De nos jours, divers mouvements écoféministes cherchent à repenser les systèmes sociaux et économiques pour mettre fin aux schémas d’exploitation de la nature et des minorités de genre. L’écoféminisme est un courant diversifié et se manifeste différemment selon les contextes et les individus qui le portent. Certains adoptent une perspective essentialiste, rapprochant femmes et nature, tandis que d’autres voient dans l’oppression de la nature et celle des femmes une construction sociale à déconstruire.

En 2019, Jeanne Burgart Goutal publie Ecoféminisme, théories et pratiques, un essai qui retrace son exploration des multiples facettes de l’écoféminisme. De l’Inde, où elle rencontre l’écoféministe Vandana Shiva, aux Cévennes, auprès des « sorcières modernes », elle montre la diversité de ce mouvement et met en lumière son caractère fondamentalement politique.



Conclusion

Dans une perspective écoféministe du développement durable, il s'agit de concevoir un modèle de développement qui s’affranchisse des cadres occidentaux et patriarcaux. Ce modèle inclurait une analyse sensible aux différences de genre dans toutes les activités et domaines, afin d’éviter de limiter le développement durable aux seules questions environnementales. Alors que les questions écologiques dominent les débats médiatiques et politiques, il devient pertinent de s’interroger sur la place de l’écoféminisme dans cette démarche. Ce courant propose une approche écologique distincte, se démarquant de deux tendances souvent présentes dans les mouvements écologistes : d’une part, l’écoféminisme refuse l’idéal scientiste qui, en cherchant à contrôler et modifier artificiellement la nature, conforte une domination masculine sur le vivant et les structures de pouvoir ; d’autre part, il rejette une vision restauratrice qui, en sacralisant la nature, tend à figer les relations sociales. L’écoféminisme ouvre ainsi la voie à une alternative radicale, véritablement innovante et pleine d’espoir pour les générations futures.

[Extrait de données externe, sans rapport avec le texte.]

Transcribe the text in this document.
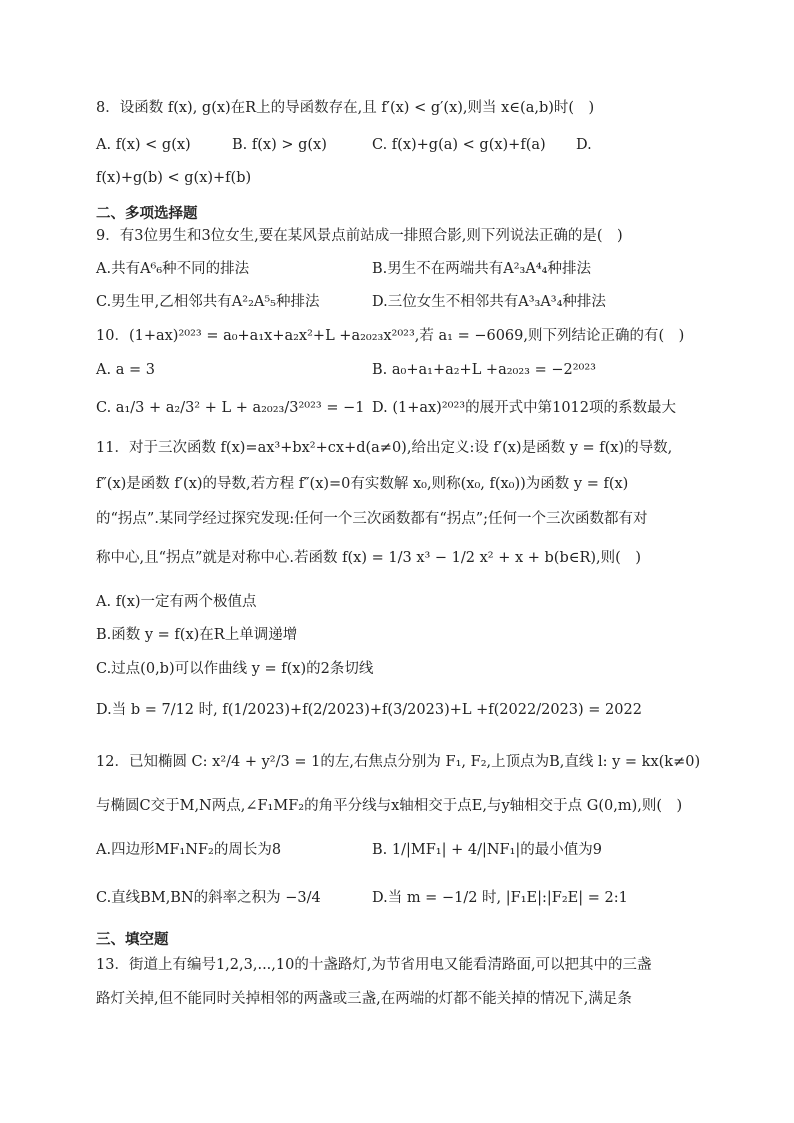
8．设函数 f(x), g(x)在R上的导函数存在,且 f′(x) < g′(x),则当 x∈(a,b)时(　)
A. f(x) < g(x)	B. f(x) > g(x)	C. f(x)+g(a) < g(x)+f(a) D.
f(x)+g(b) < g(x)+f(b)
二、多项选择题
9．有3位男生和3位女生,要在某风景点前站成一排照合影,则下列说法正确的是(　)
A.共有A⁶₆种不同的排法	B.男生不在两端共有A²₃A⁴₄种排法
C.男生甲,乙相邻共有A²₂A⁵₅种排法	D.三位女生不相邻共有A³₃A³₄种排法
10．(1+ax)²⁰²³ = a₀+a₁x+a₂x²+L +a₂₀₂₃x²⁰²³,若 a₁ = −6069,则下列结论正确的有(　)
A. a = 3	B. a₀+a₁+a₂+L +a₂₀₂₃ = −2²⁰²³
C. a₁/3 + a₂/3² + L + a₂₀₂₃/3²⁰²³ = −1 D. (1+ax)²⁰²³的展开式中第1012项的系数最大
11．对于三次函数 f(x)=ax³+bx²+cx+d(a≠0),给出定义:设 f′(x)是函数 y = f(x)的导数,
f″(x)是函数 f′(x)的导数,若方程 f″(x)=0有实数解 x₀,则称(x₀, f(x₀))为函数 y = f(x)
的“拐点”.某同学经过探究发现:任何一个三次函数都有“拐点”;任何一个三次函数都有对
称中心,且“拐点”就是对称中心.若函数 f(x) = 1/3 x³ − 1/2 x² + x + b(b∈R),则(　)
A. f(x)一定有两个极值点
B.函数 y = f(x)在R上单调递增
C.过点(0,b)可以作曲线 y = f(x)的2条切线
D.当 b = 7/12 时, f(1/2023)+f(2/2023)+f(3/2023)+L +f(2022/2023) = 2022
12．已知椭圆 C: x²/4 + y²/3 = 1的左,右焦点分别为 F₁, F₂,上顶点为B,直线 l: y = kx(k≠0)
与椭圆C交于M,N两点,∠F₁MF₂的角平分线与x轴相交于点E,与y轴相交于点 G(0,m),则(　)
A.四边形MF₁NF₂的周长为8	B. 1/|MF₁| + 4/|NF₁|的最小值为9
C.直线BM,BN的斜率之积为 −3/4	D.当 m = −1/2 时, |F₁E|:|F₂E| = 2:1
三、填空题
13．街道上有编号1,2,3,...,10的十盏路灯,为节省用电又能看清路面,可以把其中的三盏
路灯关掉,但不能同时关掉相邻的两盏或三盏,在两端的灯都不能关掉的情况下,满足条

L'écoféminisme met en lumière cette double dépendance de l'économie vis-à-vis de la nature et du travail domestique. Les femmes, notamment dans les pays en développement où la séparation entre production et reproduction n'est pas aussi marquée qu’au Nord et où elles participent largement aux activités agricoles, se situent à des intersections stratégiques pour réconcilier ces deux sphères. Cette dualité se manifeste autant dans la nature biologique de la reproduction que dans l’interdépendance entre écologie et économie. On pourrait dire que les femmes, étant responsables du bien-être quotidien de leurs proches, sont souvent en première ligne des luttes environnementales.

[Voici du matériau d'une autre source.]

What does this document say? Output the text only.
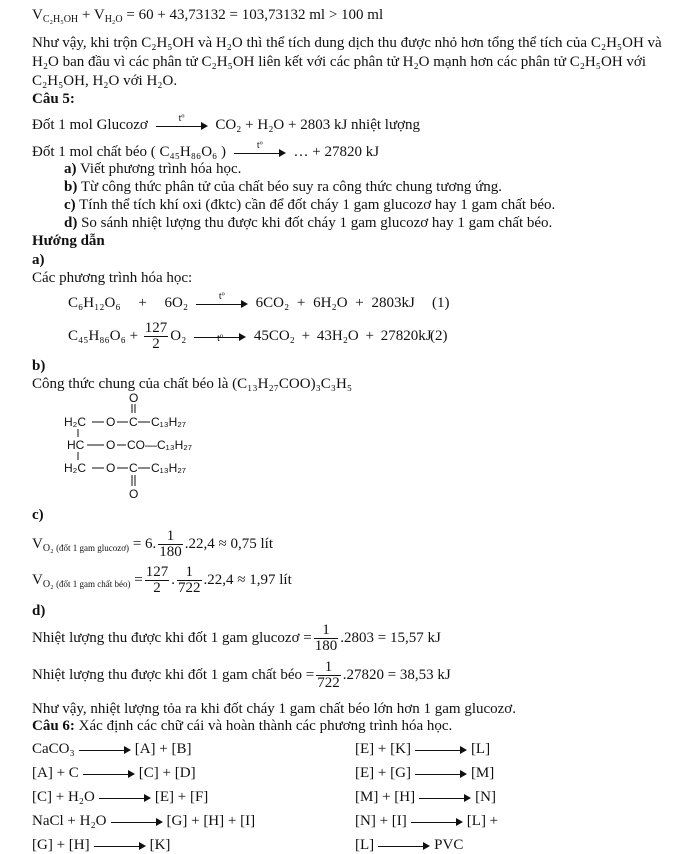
$V_{C_2H_5OH} + V_{H_2O} = 60 + 43,73132 = 103,73132$ ml > 100 ml
Như vậy, khi trộn C₂H₅OH và H₂O thì thể tích dung dịch thu được nhỏ hơn tổng thể tích của C₂H₅OH và
H₂O ban đầu vì các phân tử C₂H₅OH liên kết với các phân tử H₂O mạnh hơn các phân tử C₂H₅OH với
C₂H₅OH, H₂O với H₂O.
Câu 5:
Đốt 1 mol Glucozơ	tº	CO₂ + H₂O + 2803 kJ nhiệt lượng
Đốt 1 mol chất béo ( C₄₅H₈₆O₆ )	tº	… + 27820 kJ
a) Viết phương trình hóa học.
b) Từ công thức phân tử của chất béo suy ra công thức chung tương ứng.
c) Tính thể tích khí oxi (đktc) cần để đốt cháy 1 gam glucozơ hay 1 gam chất béo.
d) So sánh nhiệt lượng thu được khi đốt cháy 1 gam glucozơ hay 1 gam chất béo.
Hướng dẫn
a)
Các phương trình hóa học:
C₆H₁₂O₆ + 6O₂	tº	6CO₂ + 6H₂O + 2803kJ (1)
$C_{45}H_{86}O_6 + \frac{127}{2} O_2$	tº	45CO₂ + 43H₂O + 27820kJ
(2)
b)
Công thức chung của chất béo là (C₁₃H₂₇COO)₃C₃H₅
H₂C O C
O
C₁₃H₂₇
HC O CO—C₁₃H₂₇
H₂C O C
O
C₁₃H₂₇
c)
$V_{O_2 (đốt 1 gam glucozơ)} = 6$. $\frac{1}{180} .22,4 \approx 0,75$ lít
$V_{O_2 (đốt 1 gam chất béo)} = \frac{127}{2}$ . $\frac{1}{722} .22,4 \approx 1,97$ lít
d)
Nhiệt lượng thu được khi đốt 1 gam glucozơ = $\frac{1}{180} .2803 = 15,57$ kJ
Nhiệt lượng thu được khi đốt 1 gam chất béo = $\frac{1}{722} .27820 = 38,53$ kJ
Như vậy, nhiệt lượng tỏa ra khi đốt cháy 1 gam chất béo lớn hơn 1 gam glucozơ.
Câu 6: Xác định các chữ cái và hoàn thành các phương trình hóa học.
CaCO₃	[A] + [B]
[A] + C	[C] + [D]
[C] + H₂O	[E] + [F]
NaCl + H₂O	[G] + [H] + [I]
[G] + [H]	[K]
[E] + [K]	[L]
[E] + [G]	[M]
[M] + [H]	[N]
[N] + [I]	[L] +
[L]	PVC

Est-ce que ces engagements pourraient entraîner une essentialisation des femmes par leur lien avec la nature ? Ce n’est pas le cas : il s’agit plutôt d'explorer l’interdépendance entre le naturel et le social. En rendant visible cette dépendance masquée derrière l'illusion d'autonomie, l’écoféminisme, par ses multiples expressions pratiques, nous rappelle les racines communes de l'écologie et de l'économie, l’oïkos, qui signifie « foyer ». L’écoféminisme nous invite ainsi à considérer la Terre comme une demeure partagée, un jardin commun à préserver.